After virtual register frame and CPU stack space has been ensured, the argument
count in EDI is compared to the expected (the number of declared formal
parameters.)  If there are fewer arguments than expected, the unspecified
formals are initialized to undefined.  There are more arguments than expected,
an arguments object is created by calling the function
ES_Execution_Context::CreateArgumentsObject().

Next, if the generated native code is for the constructor identity of a
function, the this object is allocated by calling ES_Object::Make().

After this, the regular function execution begines.

The function epilouge is simpler: it checks whether there's an arguments object
or a variable object by checking the corresponding elements of the native stack
frame, and frees them by calling ES_Execution_Context::DetachArgumentsObject()
or ES_Execution_Context::DetachVariableObject() if they exist.  Then it
deallocates the native stack frame, sets ES_Execution_State::native_stack_frame
to the previous stack frame, and returns.

The bytecode to native code trampoline
--------------------------------------

Since the calling convention between native code is not compatible with whatever
calling convention the C++ compiler uses, a special trampoline function is used
to make initial call into generated native code.
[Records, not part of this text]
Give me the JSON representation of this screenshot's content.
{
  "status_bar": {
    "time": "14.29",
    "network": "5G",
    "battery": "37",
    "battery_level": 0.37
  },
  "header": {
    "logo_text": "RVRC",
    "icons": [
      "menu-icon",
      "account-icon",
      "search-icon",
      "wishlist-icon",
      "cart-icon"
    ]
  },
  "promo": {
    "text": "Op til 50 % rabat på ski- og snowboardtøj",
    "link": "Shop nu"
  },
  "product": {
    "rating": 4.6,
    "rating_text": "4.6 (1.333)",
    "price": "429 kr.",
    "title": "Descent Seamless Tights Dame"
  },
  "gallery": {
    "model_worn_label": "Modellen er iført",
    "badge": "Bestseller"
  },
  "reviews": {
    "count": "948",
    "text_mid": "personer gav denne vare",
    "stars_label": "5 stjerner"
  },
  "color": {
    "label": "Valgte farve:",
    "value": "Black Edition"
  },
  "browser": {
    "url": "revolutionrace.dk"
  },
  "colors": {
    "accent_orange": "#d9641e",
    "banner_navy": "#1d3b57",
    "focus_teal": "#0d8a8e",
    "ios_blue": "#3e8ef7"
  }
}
This trampoline function first pushes all callee-save registers onto the CPU
stack, then sets up an initial native stack frame that acts as a terminator for
the native stack frame chain, then sets up EBP, EBX and EDI to contain the
correct values, after which it calls the generated native code.

When the generated native code returns to the trampoline function, it sets the
ES_Execution_State::native_stack_frame pointer to NULL, restores all callee-save
registers from the CPU stack and returns.